The crypto market, particularly Bitcoin (BTC), has recently witnessed a surge in excitement as BTC continues its winning streak, extending to six consecutive sessions. This surge is accompanied by a phenomenon known as FOMO, or Fear of Missing Out, which is prevalent among investors and traders.
FOMO occurs when individuals experience anxiety or apprehension about missing out on potential gains in the market and feel compelled to participate or invest hastily. As BTC’s price climbs, FOMO intensifies, leading to increased buying pressure and further driving up prices.
Bitcoin surge continues
At the time of writing, the value of Bitcoin (BTC) is $48,388.18, reflecting a 0.5 percent surge from one hour ago and a 2.5 percent surge since yesterday. As of today, Bitcoin has gained 12.7% in value in comparison to its value seven days ago. The 24-hour trading volume of Bitcoin amounted to $19,614,152,544.
The current value of the global crypto market cap is $1.91 trillion, representing a change of 2.74% over the last twenty-four hours and 78.57% over the past year. BTC currently holds a market cap of $949 billion, signifying a dominance of 49.77%. Stablecoins, meanwhile, have a market cap of $139 billion, or 7.27 percent of the total crypto market cap.
Over the weekend, BTC-spot ETF market news continued to pique investor interest. The volume and flow numbers for the Friday session boosted buyer interest in BTC. On Saturday, BitMEX Research released flow numbers for Grayscale Bitcoin Trust (GBTC) and the Nine (the Nine are the first SEC approvals in January 2024).

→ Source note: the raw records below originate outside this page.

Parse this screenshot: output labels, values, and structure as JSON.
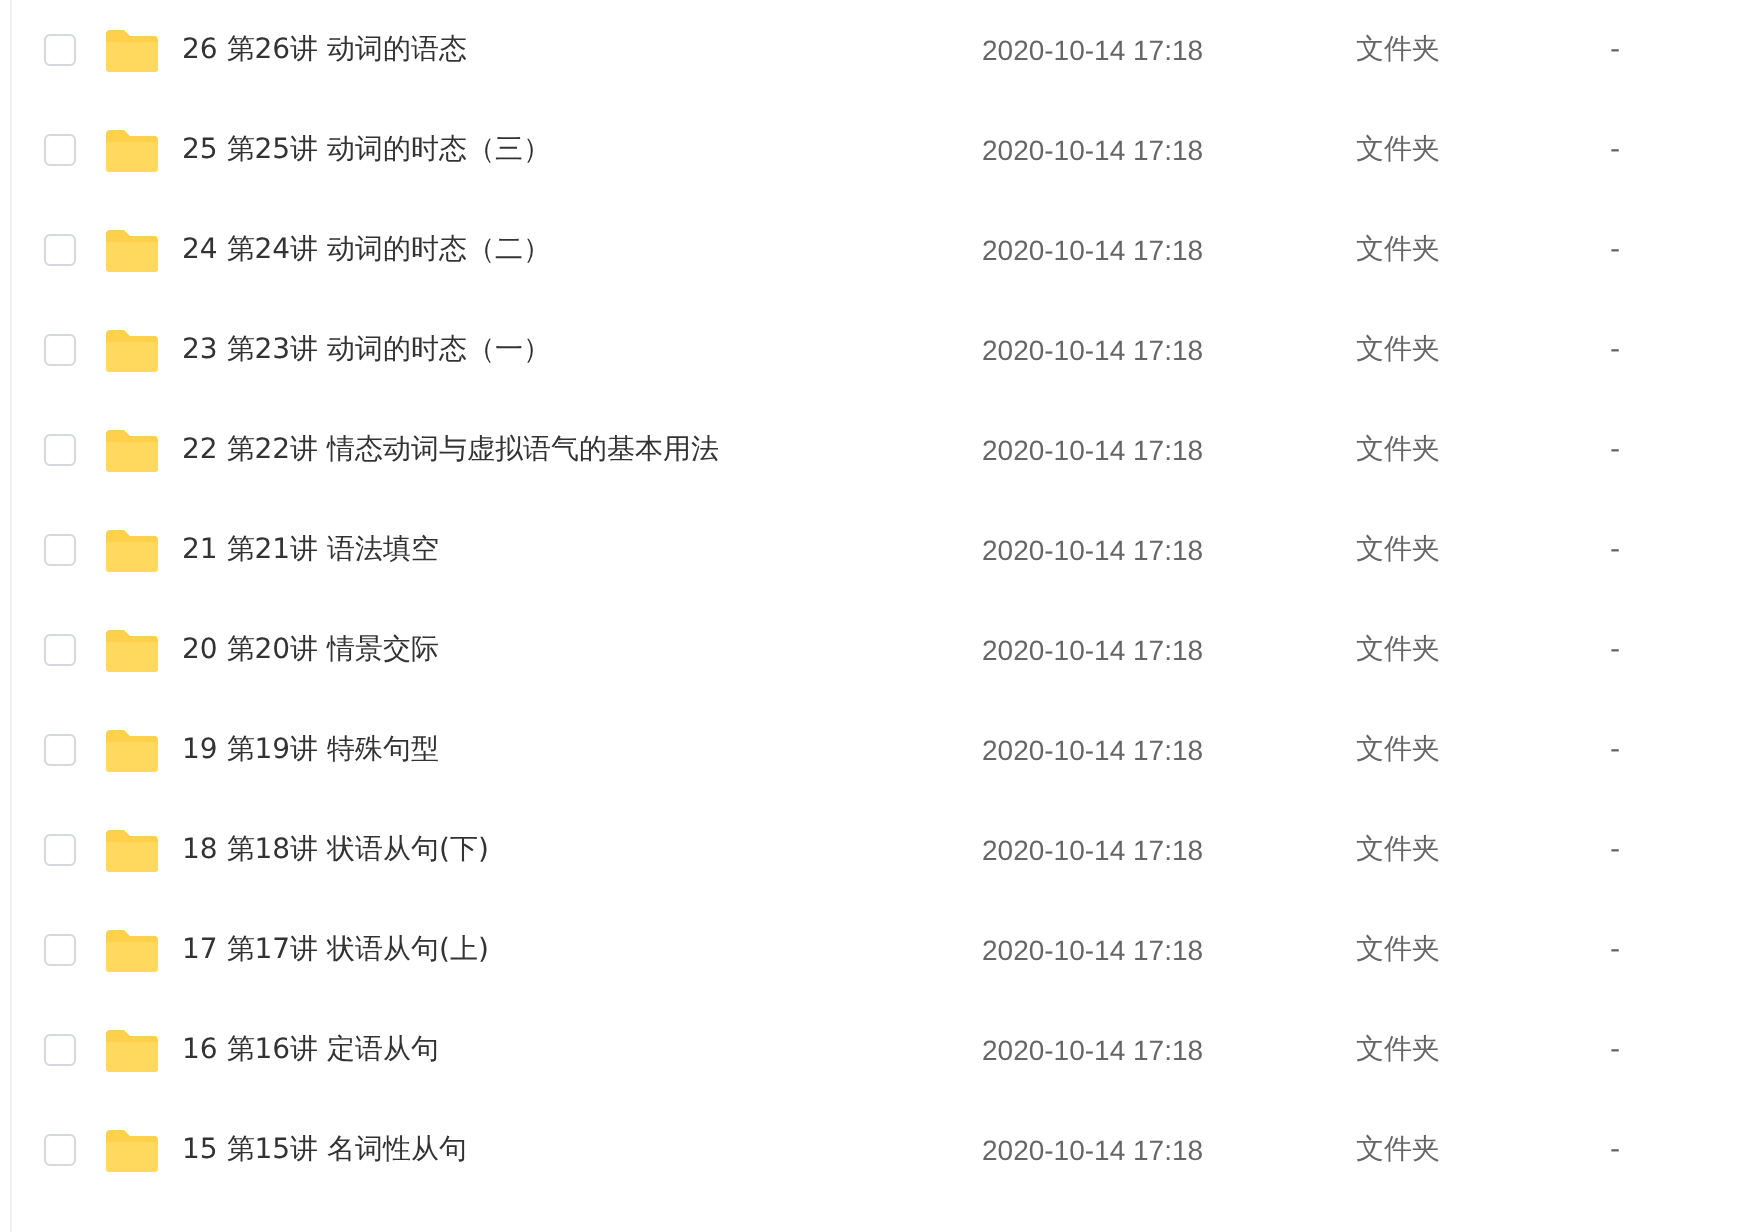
{
  "files": [
    {
      "name": "26 第26讲 动词的语态",
      "modified": "2020-10-14 17:18",
      "type": "文件夹",
      "size": "-",
      "checked": false
    },
    {
      "name": "25 第25讲 动词的时态（三）",
      "modified": "2020-10-14 17:18",
      "type": "文件夹",
      "size": "-",
      "checked": false
    },
    {
      "name": "24 第24讲 动词的时态（二）",
      "modified": "2020-10-14 17:18",
      "type": "文件夹",
      "size": "-",
      "checked": false
    },
    {
      "name": "23 第23讲 动词的时态（一）",
      "modified": "2020-10-14 17:18",
      "type": "文件夹",
      "size": "-",
      "checked": false
    },
    {
      "name": "22 第22讲 情态动词与虚拟语气的基本用法",
      "modified": "2020-10-14 17:18",
      "type": "文件夹",
      "size": "-",
      "checked": false
    },
    {
      "name": "21 第21讲 语法填空",
      "modified": "2020-10-14 17:18",
      "type": "文件夹",
      "size": "-",
      "checked": false
    },
    {
      "name": "20 第20讲 情景交际",
      "modified": "2020-10-14 17:18",
      "type": "文件夹",
      "size": "-",
      "checked": false
    },
    {
      "name": "19 第19讲 特殊句型",
      "modified": "2020-10-14 17:18",
      "type": "文件夹",
      "size": "-",
      "checked": false
    },
    {
      "name": "18 第18讲 状语从句(下)",
      "modified": "2020-10-14 17:18",
      "type": "文件夹",
      "size": "-",
      "checked": false
    },
    {
      "name": "17 第17讲 状语从句(上)",
      "modified": "2020-10-14 17:18",
      "type": "文件夹",
      "size": "-",
      "checked": false
    },
    {
      "name": "16 第16讲 定语从句",
      "modified": "2020-10-14 17:18",
      "type": "文件夹",
      "size": "-",
      "checked": false
    },
    {
      "name": "15 第15讲 名词性从句",
      "modified": "2020-10-14 17:18",
      "type": "文件夹",
      "size": "-",
      "checked": false
    }
  ]
}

Significantly, iShares Bitcoin Trust (IBIT) saw overall flows rise by $250.7 million, bringing total net inflows to $3,750.5. IBIT net inflows were the seventh highest since inception. Fidelity Wise Origin Bitcoin Fund (FBTC) received net inflows of $188.4 million, bringing the total net inflows to $3,003.2 million.
However, Invesco Galaxy Bitcoin ETF (BTCO) was the first of the Nine to experience net outflows during a session. Nonetheless, total net inflows reached $541.5 million, the largest since $655.2 million on the first day of trade.

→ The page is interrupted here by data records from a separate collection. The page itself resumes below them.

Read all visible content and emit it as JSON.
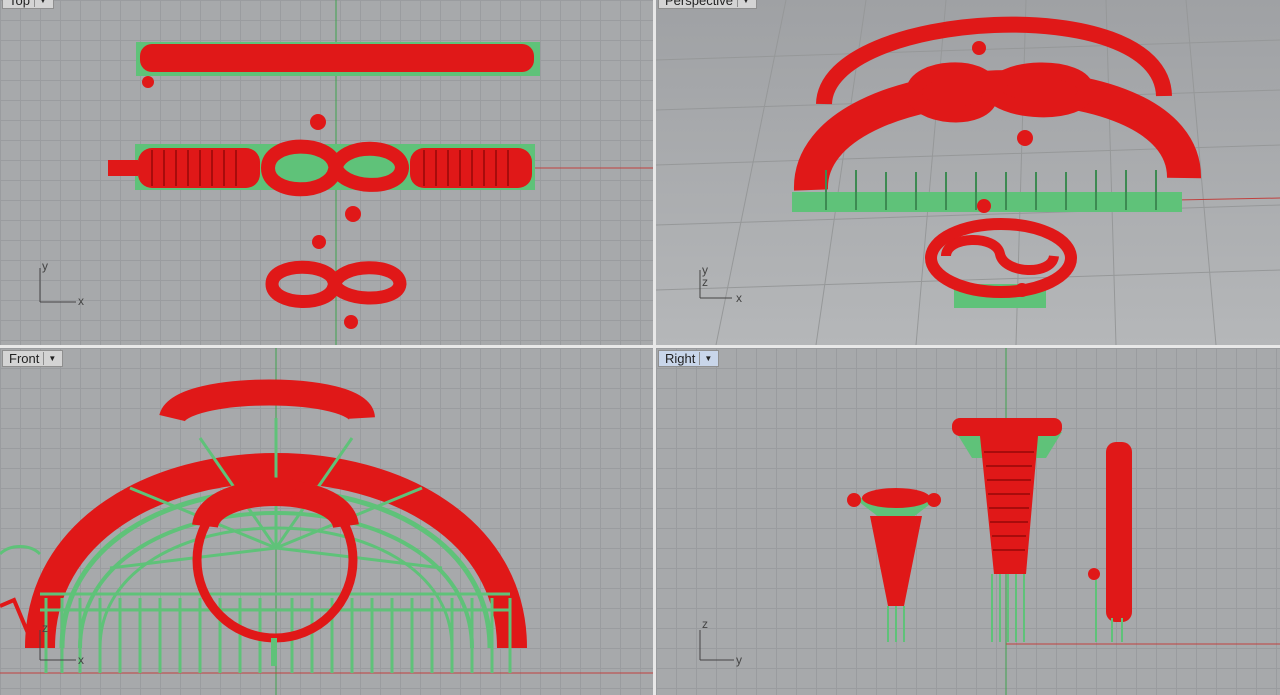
{
  "viewports": {
    "top": {
      "label": "Top"
    },
    "perspective": {
      "label": "Perspective"
    },
    "front": {
      "label": "Front"
    },
    "right": {
      "label": "Right"
    }
  },
  "axes": {
    "top": {
      "h": "x",
      "v": "y"
    },
    "perspective": {
      "h": "x",
      "v": "y",
      "v2": "z"
    },
    "front": {
      "h": "x",
      "v": "z"
    },
    "right": {
      "h": "y",
      "v": "z"
    }
  },
  "colors": {
    "model": "#e01818",
    "support": "#5fc279",
    "grid": "#a7a9ab",
    "axis_x": "#c0413f",
    "axis_y": "#3fa24f"
  },
  "icons": {
    "dropdown": "chevron-down-icon"
  }
}
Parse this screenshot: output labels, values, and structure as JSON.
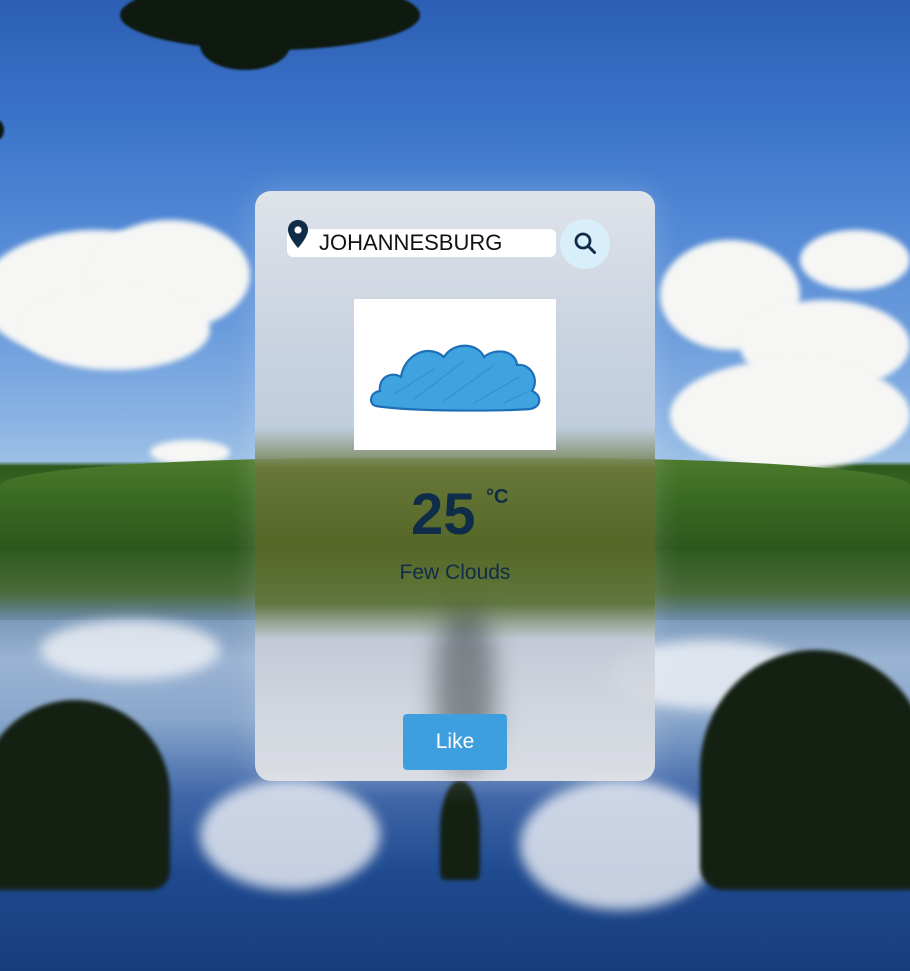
{
  "search": {
    "value": "JOHANNESBURG",
    "icon": "map-pin-icon",
    "button_icon": "search-icon"
  },
  "weather": {
    "image_icon": "cloud-icon",
    "temperature": "25",
    "unit": "°C",
    "condition": "Few Clouds"
  },
  "like": {
    "label": "Like"
  },
  "colors": {
    "text_dark": "#0f2c48",
    "button_blue": "#3e9fde",
    "search_button_bg": "#d9eefb"
  }
}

After 22 days of trading for the Nine, the buzz around the BTC-spot ETF market remained.
BTC predicted to hit $100K in 2024
Following an outstanding 2023 in which it increased by more than 150%, BTC is expected to perform even better in 2024. But will it be able to maintain its speed and reach the widely anticipated $100,000 mark?

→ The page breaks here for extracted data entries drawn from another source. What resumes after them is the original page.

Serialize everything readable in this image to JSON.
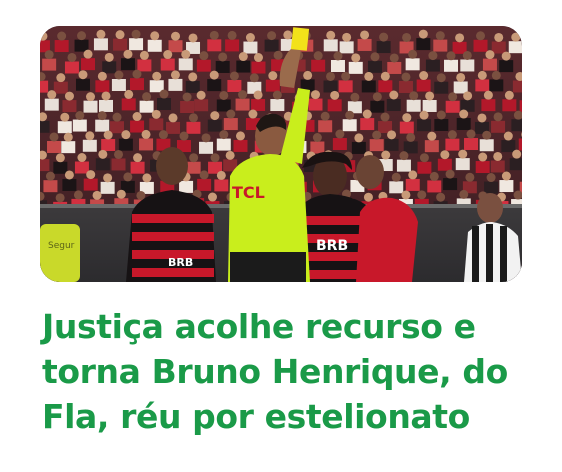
{
  "article": {
    "headline_lines": [
      "Justiça acolhe recurso e",
      "torna Bruno Henrique, do",
      "Fla, réu por estelionato"
    ],
    "headline_color": "#1a9a48"
  },
  "photo": {
    "jersey_sponsor": "TCL",
    "shirt_brand_text": "BRB",
    "stand_sign_text": "Segur",
    "card_color": "#f2e21a",
    "referee_shirt_color": "#c9ee1c",
    "flamengo_red": "#c8182a"
  }
}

Let’s get to the point: the answer is yes. The reasons for this are based on several evolutionary events, the most prominent of which is a simple dynamic known as supply and demand. With a little arithmetic, it’s clear that a six-figure Bitcoin is not just possible but practically certain.
The second halving is scheduled for April when Bitcoin’s inflation rate will drop from around 1.75% to 0.85%. As a result, just 656,250 bitcoins will join the market between this halving and the next, representing exactly half of the 1,312,500 that entered the market following the previous halving.
The effects of halving are rather basic. Bitcoin’s price may skyrocket as supply declines, even if demand remains steady.
BTC’s price increased by approximately 125% on average throughout the years following the halving. If a similar circumstance occurs this time, Bitcoin’s price will rise by 125% from the beginning of the year, bringing it just shy of the six-figure threshold at $99,000.
Throughout Bitcoin’s existence, the total supply on exchanges increased, even when halvings occurred. However, that changed in 2020 when an apparent downturn emerged. There are several reasons for this, but the most basic one is that demand has now begun to outrun supply.
With a halving looming, the digital coin’s unusually limited supply will come under even more strain. While the halving has the potential to push it close to $100,000, the combined impact of a supply constraint will most likely provide the additional fuel it requires to hit six figures.